Nolasco plans on throwing more two-seam fastballs than four-seam fastballs this season, The Orange County Register reports. Nolasco attributes his success with the Angels last season (3.21 ERA) to leaning on his two-seam fastball. Two-seamers usually sacrifice a mile or two per hour in velocity in exchange for added movement. Surprisingly, Nolasco's two-seam (90.3 mph) and four-seam (90.4 mph) were nearly identical in velocity last season, despite him throwing both pitches over 750 times each. The veteran pitcher hasn't had a full-season ERA under 4.00 since 2013, so he won't be on many fantasy radars to begin the year. That being said, if he can repeat the success he attained after joining the Angels last season, then he would quickly generate deep league intrigue.

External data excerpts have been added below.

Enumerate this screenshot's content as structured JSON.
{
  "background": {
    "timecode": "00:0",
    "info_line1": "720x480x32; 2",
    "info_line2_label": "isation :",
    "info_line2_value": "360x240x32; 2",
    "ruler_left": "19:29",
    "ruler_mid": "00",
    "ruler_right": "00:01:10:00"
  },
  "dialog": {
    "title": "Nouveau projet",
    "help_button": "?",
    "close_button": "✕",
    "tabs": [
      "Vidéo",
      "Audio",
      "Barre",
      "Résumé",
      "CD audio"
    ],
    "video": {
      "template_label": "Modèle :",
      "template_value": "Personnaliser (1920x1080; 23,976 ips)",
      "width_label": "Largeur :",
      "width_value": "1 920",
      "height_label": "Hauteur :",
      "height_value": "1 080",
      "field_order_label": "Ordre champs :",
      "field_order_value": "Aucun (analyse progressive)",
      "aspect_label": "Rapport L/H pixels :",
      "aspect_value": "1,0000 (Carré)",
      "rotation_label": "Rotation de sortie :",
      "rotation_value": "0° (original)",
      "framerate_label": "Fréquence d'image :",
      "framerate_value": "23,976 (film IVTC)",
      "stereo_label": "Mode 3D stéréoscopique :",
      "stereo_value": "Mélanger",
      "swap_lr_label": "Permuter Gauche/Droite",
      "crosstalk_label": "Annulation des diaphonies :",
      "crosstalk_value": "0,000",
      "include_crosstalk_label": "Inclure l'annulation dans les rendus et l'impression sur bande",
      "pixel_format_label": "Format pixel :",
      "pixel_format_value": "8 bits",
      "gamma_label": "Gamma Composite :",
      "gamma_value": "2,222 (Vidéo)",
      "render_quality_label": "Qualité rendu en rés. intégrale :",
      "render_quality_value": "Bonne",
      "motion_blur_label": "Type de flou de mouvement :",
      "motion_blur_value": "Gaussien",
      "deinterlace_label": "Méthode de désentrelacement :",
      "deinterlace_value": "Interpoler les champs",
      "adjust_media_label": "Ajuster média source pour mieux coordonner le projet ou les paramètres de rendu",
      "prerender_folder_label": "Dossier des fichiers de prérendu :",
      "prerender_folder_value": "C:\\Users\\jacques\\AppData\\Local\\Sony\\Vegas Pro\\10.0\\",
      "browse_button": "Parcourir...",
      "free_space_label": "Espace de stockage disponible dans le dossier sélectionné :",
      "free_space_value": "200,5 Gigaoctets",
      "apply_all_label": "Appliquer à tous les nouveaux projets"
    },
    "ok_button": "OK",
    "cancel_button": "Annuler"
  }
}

Nolasco is considered one of the Angels' top four starters heading into spring training, Jose Mota of MLB Network reports. Nolasco had a bit of a renaissance season with the Twins and the Angels lasts season, posting a 4.42 ERA and 1.24 WHIP across 197.2 innings. While those numbers aren't making fantasy owners line up to draft him, they were certainly an improvement over his totals from the two previous seasons. While the Angels may consider him a pitcher worth relying on every fifth day, fantasy owners can certainly find better options in drafts this year.
Nolasco (8-14) allowed one unearned run on five hits and two walks over eight innings in a win Tuesday over the Athletics. Nolasco is ending the season on absolute fire. He hasn't allowed an earned run in his past three starts, and he also threw a complete game shutout August 31 against the Reds. He owns a 1.47 ERA with a 31:8 K:BB innings since then, a performance that should all but certainly earn him a spot in the Angels rotation next season.
Nolasco (5-14) allowed four runs on six hits and a walk with three strikeouts over six innings in the loss Monday against the Mariners. Nolasco had another start ruined by his bullpen. Just like his last start, he allowed the first two batters of the seventh to reach base, and also like his last start, the bullpen allowed those runners to score. Unfortunately, neither the Angels bullpen nor Mike Scioscia's judgement are worth trusting, and as such, Nolasco's fantasy prospects aren't worth trusting either. His ERA sits at 4.94.
Nolasco (5-13) allowed three runs on just two walks and two hits with five strikeouts over seven innings in Tuesday's loss to the Athletics. Nolasco had thrown seven shutout innings, giving him a 16-inning scoreless streak after dominating the Reds with a complete game shutout Wednesday, before things unraveled in the eighth. Nolasco gave up a walk, single and a walk to load the bases before he was lifted for Mike Morin, who promptly gave up a pair of hits to score all three runners and give the Athletics the lead. It wasn't a pitch count issue -- Nolasco threw just 91 -- he just didn't have enough to keep fooling the Athletics a full four times through the order.